Justice Department sues five states for access to voter rolls, including four red ones
The latest batch of lawsuits targeted secretaries of state in Kentucky, New Jersey, Oklahoma, Utah and West Virginia.
The Justice Department sued five more states Thursday for access to its voter rolls after they failed to turn them over, including four states that are largely conservative and voted for President Donald Trump.
The latest batch of lawsuits targeted secretaries of state in Kentucky, New Jersey, Oklahoma, Utah and West Virginia.
The move comes as the DOJ pushes states to clean up their voter rolls ahead of the November midterms by removing inactive, non-citizen or duplicate records from their systems, and sued states that failed to turn over their respective rolls.
The DOJ has largely targeted blue states such as California, Oregon and Maryland, but Kentucky, Oklahoma, Utah and West Virginia are all predominantly Republican and the states voted for Trump in 2020 and 2024, Politico reported.

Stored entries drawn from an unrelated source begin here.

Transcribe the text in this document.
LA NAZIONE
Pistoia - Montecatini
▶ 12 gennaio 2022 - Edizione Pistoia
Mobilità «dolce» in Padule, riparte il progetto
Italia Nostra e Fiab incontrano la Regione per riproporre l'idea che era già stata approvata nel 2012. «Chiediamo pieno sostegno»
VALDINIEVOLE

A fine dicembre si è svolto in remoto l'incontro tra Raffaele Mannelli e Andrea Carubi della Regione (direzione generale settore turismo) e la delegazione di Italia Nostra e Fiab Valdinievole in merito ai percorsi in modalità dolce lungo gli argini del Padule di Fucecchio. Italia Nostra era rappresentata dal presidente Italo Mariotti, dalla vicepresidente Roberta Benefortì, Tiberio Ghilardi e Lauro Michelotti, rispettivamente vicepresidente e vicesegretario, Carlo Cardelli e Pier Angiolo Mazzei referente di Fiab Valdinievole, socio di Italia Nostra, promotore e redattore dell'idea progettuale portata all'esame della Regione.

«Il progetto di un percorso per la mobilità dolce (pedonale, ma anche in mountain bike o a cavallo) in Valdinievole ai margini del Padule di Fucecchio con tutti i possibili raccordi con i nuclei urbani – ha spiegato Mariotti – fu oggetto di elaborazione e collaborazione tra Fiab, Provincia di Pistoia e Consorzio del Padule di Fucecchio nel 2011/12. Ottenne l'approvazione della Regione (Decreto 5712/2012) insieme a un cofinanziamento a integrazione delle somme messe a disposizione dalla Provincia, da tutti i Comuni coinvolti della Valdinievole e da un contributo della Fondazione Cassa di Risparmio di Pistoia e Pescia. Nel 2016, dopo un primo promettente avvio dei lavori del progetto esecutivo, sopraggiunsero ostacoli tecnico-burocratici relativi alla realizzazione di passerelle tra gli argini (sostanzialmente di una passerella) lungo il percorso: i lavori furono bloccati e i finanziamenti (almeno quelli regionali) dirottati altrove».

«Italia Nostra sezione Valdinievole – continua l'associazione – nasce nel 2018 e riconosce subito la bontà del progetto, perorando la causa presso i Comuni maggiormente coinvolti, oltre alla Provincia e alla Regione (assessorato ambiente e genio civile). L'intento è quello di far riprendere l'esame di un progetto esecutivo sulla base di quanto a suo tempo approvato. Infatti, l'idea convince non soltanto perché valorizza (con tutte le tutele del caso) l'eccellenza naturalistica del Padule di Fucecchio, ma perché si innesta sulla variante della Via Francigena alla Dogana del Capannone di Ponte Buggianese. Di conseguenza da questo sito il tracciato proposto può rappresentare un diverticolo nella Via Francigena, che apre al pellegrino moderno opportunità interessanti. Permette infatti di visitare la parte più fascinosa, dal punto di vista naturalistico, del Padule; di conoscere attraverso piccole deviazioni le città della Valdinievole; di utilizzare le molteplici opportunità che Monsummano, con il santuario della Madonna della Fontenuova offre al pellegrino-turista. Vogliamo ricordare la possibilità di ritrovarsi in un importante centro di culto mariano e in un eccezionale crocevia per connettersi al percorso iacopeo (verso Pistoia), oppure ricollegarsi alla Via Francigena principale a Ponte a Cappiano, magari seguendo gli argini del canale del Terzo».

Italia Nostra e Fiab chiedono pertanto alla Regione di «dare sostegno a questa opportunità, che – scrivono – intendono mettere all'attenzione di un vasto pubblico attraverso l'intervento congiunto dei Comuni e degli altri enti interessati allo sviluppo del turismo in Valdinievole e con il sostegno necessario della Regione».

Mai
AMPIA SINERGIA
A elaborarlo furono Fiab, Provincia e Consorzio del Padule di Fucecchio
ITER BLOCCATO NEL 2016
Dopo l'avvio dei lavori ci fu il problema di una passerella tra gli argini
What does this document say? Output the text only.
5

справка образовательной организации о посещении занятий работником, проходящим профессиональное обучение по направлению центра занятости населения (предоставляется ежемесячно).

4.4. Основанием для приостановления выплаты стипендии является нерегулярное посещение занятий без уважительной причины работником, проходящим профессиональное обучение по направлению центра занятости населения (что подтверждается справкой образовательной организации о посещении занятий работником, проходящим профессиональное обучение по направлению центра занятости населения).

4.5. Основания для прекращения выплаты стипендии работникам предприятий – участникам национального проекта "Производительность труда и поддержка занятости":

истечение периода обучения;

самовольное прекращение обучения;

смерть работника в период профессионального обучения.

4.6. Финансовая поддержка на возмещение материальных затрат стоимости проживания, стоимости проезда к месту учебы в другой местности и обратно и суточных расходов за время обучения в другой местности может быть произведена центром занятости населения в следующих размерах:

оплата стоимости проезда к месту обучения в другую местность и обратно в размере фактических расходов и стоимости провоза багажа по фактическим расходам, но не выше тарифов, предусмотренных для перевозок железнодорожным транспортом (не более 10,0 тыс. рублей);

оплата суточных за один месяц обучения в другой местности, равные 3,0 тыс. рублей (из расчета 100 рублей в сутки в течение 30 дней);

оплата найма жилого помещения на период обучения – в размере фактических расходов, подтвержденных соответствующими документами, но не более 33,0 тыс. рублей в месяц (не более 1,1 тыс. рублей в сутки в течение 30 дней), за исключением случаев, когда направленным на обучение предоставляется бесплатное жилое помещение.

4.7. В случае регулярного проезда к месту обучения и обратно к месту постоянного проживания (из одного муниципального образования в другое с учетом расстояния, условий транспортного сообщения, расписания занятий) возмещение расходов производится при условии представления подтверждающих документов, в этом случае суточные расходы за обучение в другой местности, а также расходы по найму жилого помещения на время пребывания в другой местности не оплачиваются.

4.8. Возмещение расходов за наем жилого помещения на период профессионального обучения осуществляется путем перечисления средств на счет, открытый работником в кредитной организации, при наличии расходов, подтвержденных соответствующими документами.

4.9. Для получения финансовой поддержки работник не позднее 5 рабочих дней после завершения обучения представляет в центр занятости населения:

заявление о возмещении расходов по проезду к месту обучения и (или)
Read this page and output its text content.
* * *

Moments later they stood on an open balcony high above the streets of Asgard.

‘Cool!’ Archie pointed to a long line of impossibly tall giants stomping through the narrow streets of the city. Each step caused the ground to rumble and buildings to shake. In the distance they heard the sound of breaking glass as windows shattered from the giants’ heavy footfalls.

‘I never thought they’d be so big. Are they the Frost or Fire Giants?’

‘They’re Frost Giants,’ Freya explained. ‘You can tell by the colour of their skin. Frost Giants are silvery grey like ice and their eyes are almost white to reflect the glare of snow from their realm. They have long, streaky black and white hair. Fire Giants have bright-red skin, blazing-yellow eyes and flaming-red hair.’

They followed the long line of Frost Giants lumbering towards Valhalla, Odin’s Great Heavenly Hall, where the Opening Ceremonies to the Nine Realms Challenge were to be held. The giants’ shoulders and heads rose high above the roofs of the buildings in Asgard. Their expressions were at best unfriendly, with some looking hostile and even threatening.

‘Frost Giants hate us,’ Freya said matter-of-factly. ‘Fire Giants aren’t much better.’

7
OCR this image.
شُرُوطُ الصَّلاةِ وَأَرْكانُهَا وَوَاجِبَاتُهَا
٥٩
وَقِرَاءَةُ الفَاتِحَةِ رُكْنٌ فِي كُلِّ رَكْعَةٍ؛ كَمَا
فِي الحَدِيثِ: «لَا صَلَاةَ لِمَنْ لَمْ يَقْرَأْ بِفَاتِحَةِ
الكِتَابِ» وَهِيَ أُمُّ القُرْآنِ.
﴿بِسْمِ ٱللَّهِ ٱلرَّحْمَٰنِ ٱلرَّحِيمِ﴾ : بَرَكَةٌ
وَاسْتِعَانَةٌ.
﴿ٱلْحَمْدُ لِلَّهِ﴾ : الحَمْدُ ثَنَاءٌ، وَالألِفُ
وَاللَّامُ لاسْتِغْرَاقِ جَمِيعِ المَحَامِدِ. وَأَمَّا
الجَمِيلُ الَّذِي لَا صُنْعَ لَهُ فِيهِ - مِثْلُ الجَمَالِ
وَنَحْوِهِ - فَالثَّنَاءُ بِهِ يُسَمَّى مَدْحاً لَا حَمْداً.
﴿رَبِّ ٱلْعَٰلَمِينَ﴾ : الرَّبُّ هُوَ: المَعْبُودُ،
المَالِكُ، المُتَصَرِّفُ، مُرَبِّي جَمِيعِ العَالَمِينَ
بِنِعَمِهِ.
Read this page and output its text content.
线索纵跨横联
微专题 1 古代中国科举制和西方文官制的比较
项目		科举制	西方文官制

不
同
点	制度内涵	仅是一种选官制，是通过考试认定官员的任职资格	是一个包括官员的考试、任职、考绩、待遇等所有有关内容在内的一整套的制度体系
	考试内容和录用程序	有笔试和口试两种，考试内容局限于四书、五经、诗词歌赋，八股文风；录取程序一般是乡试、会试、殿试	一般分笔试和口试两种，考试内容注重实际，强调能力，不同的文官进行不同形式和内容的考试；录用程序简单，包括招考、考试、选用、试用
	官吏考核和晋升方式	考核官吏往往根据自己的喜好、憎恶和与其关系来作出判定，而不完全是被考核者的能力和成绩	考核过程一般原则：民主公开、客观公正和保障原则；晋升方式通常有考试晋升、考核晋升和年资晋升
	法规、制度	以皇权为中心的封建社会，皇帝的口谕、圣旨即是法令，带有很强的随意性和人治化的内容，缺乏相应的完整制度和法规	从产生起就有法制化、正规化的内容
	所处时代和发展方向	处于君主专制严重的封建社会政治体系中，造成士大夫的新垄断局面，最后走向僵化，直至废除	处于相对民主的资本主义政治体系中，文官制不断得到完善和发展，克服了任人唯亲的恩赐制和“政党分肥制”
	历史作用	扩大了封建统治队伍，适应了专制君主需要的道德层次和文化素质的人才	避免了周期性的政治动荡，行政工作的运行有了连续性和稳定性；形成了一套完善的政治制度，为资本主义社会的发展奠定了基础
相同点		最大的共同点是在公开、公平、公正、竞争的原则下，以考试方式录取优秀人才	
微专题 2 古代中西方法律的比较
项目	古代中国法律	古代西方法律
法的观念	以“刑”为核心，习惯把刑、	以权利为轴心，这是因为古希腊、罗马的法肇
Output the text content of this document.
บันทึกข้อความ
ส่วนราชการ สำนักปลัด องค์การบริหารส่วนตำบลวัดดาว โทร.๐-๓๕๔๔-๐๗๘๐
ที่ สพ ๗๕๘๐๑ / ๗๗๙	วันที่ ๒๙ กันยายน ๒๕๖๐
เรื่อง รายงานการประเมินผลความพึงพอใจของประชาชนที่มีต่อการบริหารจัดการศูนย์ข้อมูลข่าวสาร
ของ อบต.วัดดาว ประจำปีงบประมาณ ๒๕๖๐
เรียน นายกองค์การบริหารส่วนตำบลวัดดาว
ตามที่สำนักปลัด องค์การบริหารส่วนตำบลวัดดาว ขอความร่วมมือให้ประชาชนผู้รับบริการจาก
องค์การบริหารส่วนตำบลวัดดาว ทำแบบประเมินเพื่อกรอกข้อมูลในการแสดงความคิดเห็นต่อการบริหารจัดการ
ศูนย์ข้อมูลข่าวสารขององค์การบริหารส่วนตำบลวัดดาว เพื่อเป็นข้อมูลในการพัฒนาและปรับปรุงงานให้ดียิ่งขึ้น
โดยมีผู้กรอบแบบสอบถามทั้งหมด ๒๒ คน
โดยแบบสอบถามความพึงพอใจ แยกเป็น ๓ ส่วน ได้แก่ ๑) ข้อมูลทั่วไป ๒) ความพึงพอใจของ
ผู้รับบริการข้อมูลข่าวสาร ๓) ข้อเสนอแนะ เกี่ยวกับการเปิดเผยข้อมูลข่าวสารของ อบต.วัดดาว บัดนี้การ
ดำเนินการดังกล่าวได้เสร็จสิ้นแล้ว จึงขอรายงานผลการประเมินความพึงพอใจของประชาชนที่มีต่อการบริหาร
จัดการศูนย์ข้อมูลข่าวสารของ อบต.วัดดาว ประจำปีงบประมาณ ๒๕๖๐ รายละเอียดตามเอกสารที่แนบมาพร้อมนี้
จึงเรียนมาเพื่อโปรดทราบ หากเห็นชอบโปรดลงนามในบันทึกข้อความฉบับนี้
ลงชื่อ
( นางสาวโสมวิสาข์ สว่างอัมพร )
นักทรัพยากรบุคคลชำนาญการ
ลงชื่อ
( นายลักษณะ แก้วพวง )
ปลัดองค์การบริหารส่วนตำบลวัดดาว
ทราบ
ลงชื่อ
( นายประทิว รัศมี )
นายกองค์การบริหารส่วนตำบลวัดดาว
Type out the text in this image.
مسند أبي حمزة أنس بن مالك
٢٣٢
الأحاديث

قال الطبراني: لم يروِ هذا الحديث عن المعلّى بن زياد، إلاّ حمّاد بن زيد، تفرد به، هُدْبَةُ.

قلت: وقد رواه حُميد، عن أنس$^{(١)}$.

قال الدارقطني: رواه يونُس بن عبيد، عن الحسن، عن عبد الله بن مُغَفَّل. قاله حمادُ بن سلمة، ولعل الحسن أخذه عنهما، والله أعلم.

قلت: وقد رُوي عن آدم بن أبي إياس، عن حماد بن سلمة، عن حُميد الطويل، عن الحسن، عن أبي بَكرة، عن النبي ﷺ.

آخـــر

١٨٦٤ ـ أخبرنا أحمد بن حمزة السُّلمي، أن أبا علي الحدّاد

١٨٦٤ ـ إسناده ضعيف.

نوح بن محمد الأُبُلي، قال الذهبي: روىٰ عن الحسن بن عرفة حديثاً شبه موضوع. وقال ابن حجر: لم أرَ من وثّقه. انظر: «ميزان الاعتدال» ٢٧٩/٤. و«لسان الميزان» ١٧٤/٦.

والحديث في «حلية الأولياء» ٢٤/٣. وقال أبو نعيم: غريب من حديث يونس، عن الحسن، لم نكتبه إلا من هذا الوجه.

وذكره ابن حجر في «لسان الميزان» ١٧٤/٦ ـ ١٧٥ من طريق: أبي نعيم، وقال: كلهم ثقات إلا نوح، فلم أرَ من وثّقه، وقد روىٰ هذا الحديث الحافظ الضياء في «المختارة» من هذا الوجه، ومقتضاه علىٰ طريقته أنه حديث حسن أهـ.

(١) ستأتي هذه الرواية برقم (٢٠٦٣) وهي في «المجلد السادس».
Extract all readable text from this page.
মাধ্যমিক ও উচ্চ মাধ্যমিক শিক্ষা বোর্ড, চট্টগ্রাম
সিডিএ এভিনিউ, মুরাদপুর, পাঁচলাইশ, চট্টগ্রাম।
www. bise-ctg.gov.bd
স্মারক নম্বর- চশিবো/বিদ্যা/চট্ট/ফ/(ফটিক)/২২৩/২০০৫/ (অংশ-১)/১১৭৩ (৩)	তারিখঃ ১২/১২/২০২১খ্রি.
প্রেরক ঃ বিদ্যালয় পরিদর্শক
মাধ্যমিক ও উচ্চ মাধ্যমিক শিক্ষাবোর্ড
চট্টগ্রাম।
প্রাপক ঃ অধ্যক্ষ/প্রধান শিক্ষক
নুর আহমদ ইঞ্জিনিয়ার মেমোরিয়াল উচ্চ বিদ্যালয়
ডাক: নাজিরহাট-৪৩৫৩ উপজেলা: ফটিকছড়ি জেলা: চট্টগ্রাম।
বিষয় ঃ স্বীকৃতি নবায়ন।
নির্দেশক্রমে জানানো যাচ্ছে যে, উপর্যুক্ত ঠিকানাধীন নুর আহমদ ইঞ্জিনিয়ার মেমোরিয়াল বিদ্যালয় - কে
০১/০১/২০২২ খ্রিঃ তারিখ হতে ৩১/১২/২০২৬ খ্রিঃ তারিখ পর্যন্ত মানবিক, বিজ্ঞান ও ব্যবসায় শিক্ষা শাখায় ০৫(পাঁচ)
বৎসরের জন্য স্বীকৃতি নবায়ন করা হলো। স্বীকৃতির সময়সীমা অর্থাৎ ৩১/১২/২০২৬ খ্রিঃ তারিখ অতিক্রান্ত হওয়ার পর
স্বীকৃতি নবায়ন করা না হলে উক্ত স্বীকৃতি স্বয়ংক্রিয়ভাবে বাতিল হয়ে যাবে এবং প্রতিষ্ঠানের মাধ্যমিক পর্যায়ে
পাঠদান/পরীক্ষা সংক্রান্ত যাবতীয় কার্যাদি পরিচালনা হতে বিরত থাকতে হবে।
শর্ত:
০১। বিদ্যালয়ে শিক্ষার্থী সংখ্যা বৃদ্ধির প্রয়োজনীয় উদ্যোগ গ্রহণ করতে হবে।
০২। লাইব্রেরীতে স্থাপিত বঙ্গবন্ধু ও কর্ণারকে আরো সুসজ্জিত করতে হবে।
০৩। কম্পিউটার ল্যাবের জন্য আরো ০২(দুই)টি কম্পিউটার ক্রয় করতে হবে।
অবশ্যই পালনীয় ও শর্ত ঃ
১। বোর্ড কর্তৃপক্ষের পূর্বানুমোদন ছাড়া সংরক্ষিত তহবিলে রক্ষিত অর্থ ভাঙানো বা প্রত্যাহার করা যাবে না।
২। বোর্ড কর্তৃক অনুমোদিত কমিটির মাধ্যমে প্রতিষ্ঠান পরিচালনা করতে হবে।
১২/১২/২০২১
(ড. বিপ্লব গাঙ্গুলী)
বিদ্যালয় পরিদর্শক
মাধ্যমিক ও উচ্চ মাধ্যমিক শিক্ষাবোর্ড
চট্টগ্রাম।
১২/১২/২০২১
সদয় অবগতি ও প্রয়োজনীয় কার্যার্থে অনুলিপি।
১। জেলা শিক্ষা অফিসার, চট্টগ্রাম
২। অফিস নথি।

“We will not be deterred, regardless of party affiliation, from carrying out critical election integrity legal duties,” Assistant Attorney General for Civil Rights Harmeet Dhillon said in a statement.
Dhillon also said Thursday that the DOJ has appealed decisions related to voter rolls in California, Michigan and Oregon.
The department has argued that it has the authority to review state voter rolls through the National Voter Registration Act, the Help America Vote Act, and the Civil Rights Act of 1960.